Ethnopharmacologist, Scientist, Author, Conservation Activist & Consciousness Explorer
Dennis McKenna is an ethnopharmacologist who spent nearly half a century researching psychoactive plant medicines, many of which have been used for millennia by indigenous tribes for sacred rituals and healing purposes. However, most of these plants are scorned, forbidden and criminalised under the penalty of imprisonment in the today’s society.
Dennis holds a doctorate from the University of British Columbia, where his research is focused on ayahuasca and oo-koo-hé, two hallucinogens used by indigenous peoples in the Northwest Amazon. Dennis has received post-doctoral research fellowships in the Laboratory of Clinical Pharmacology, National Institute of Mental Health, and in the Department of Neurology, Stanford University School of Medicine.

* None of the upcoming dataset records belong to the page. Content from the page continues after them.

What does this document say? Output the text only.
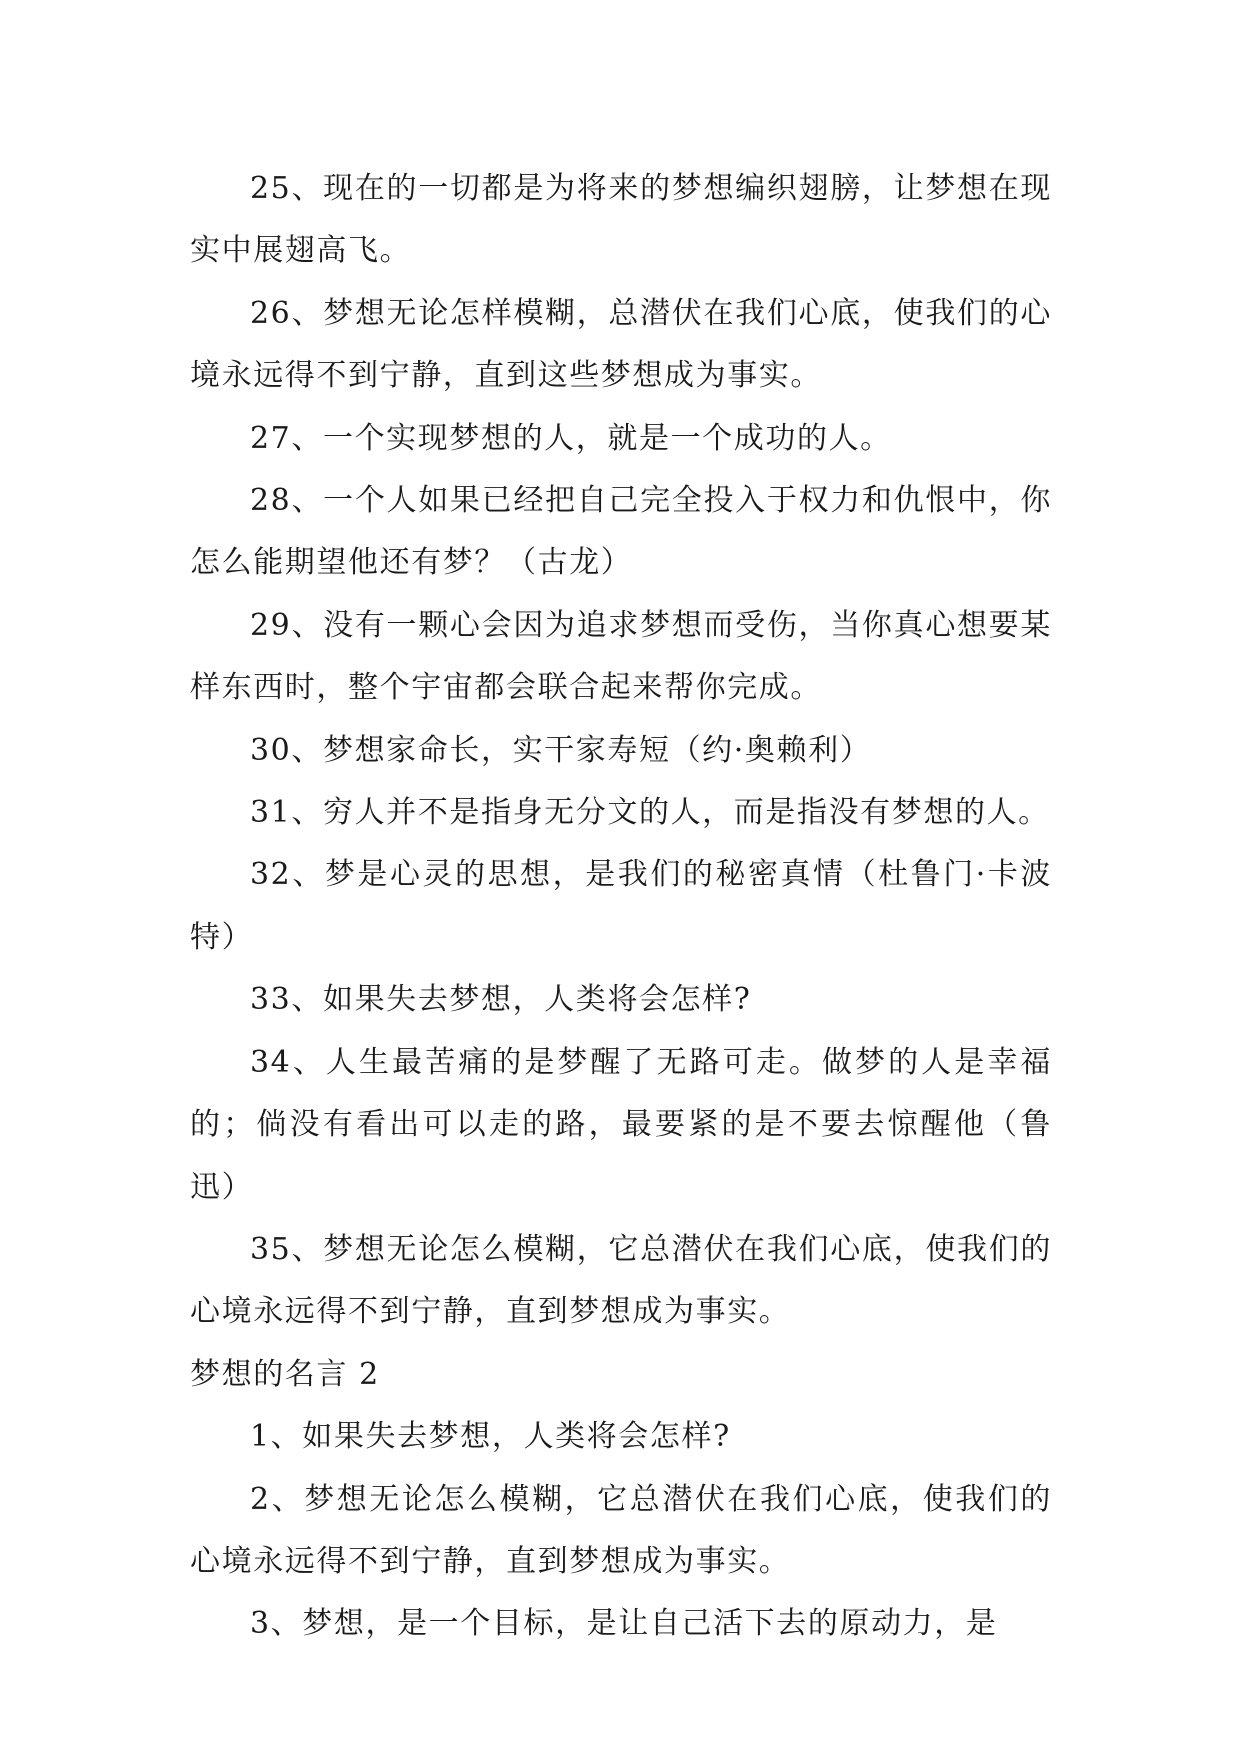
25、现在的一切都是为将来的梦想编织翅膀，让梦想在现实中展翅高飞。

26、梦想无论怎样模糊，总潜伏在我们心底，使我们的心境永远得不到宁静，直到这些梦想成为事实。

27、一个实现梦想的人，就是一个成功的人。

28、一个人如果已经把自己完全投入于权力和仇恨中，你怎么能期望他还有梦？（古龙）

29、没有一颗心会因为追求梦想而受伤，当你真心想要某样东西时，整个宇宙都会联合起来帮你完成。

30、梦想家命长，实干家寿短（约·奥赖利）

31、穷人并不是指身无分文的人，而是指没有梦想的人。

32、梦是心灵的思想，是我们的秘密真情（杜鲁门·卡波特）

33、如果失去梦想，人类将会怎样?

34、人生最苦痛的是梦醒了无路可走。做梦的人是幸福的；倘没有看出可以走的路，最要紧的是不要去惊醒他（鲁迅）

35、梦想无论怎么模糊，它总潜伏在我们心底，使我们的心境永远得不到宁静，直到梦想成为事实。

梦想的名言 2

1、如果失去梦想，人类将会怎样?

2、梦想无论怎么模糊，它总潜伏在我们心底，使我们的心境永远得不到宁静，直到梦想成为事实。

3、梦想，是一个目标，是让自己活下去的原动力，是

In 1990, he joined Shaman Pharmaceuticals as Director of Ethnopharmacology, and in 1993 became the Aveda Corporation’s Senior Research Pharmacognosist. Dennis has been an adjunct assistant professor at the Centre for Spirituality and Healing at the University of Minnesota since 2001, where he teaches courses in ethnopharmacology and botanical medicine. He has taught summer field courses in Peru and Ecuador, and has conducted fieldwork throughout the upper Amazon. He is a founding board member of the Heffter Research Institute, a non-profit organization focused on the investigation of the potential therapeutic uses of psychoactive medicines.
In addition, Dennis is the author of many scientific papers, and co-author, with his late brother Terence McKenna, of: The Invisible Landscape: Mind, Hallucinogens, and the I Ching as well as Psilocybin: Magic Mushroom Grower’s Guide.
Dennis will be at the conference to officiate the European launch of the Ethnopharmacologic Search for Psychoactive Drugs (ESPD50). ESPD50 is a publication which followed the landmark symposium held in 1967, bringing together groups of specialists who gathered to share their findings on the use of psychoactive plants in indigenous societies and in modern medicine. On the 50th anniversary, during the month of June 2017, an international group of specialists gathered again to share their perspectives on past, present, and future research in ethnopharmacology. Dennis was the organiser of the ESPD50 conference, as well as one of the chief editors of the volume.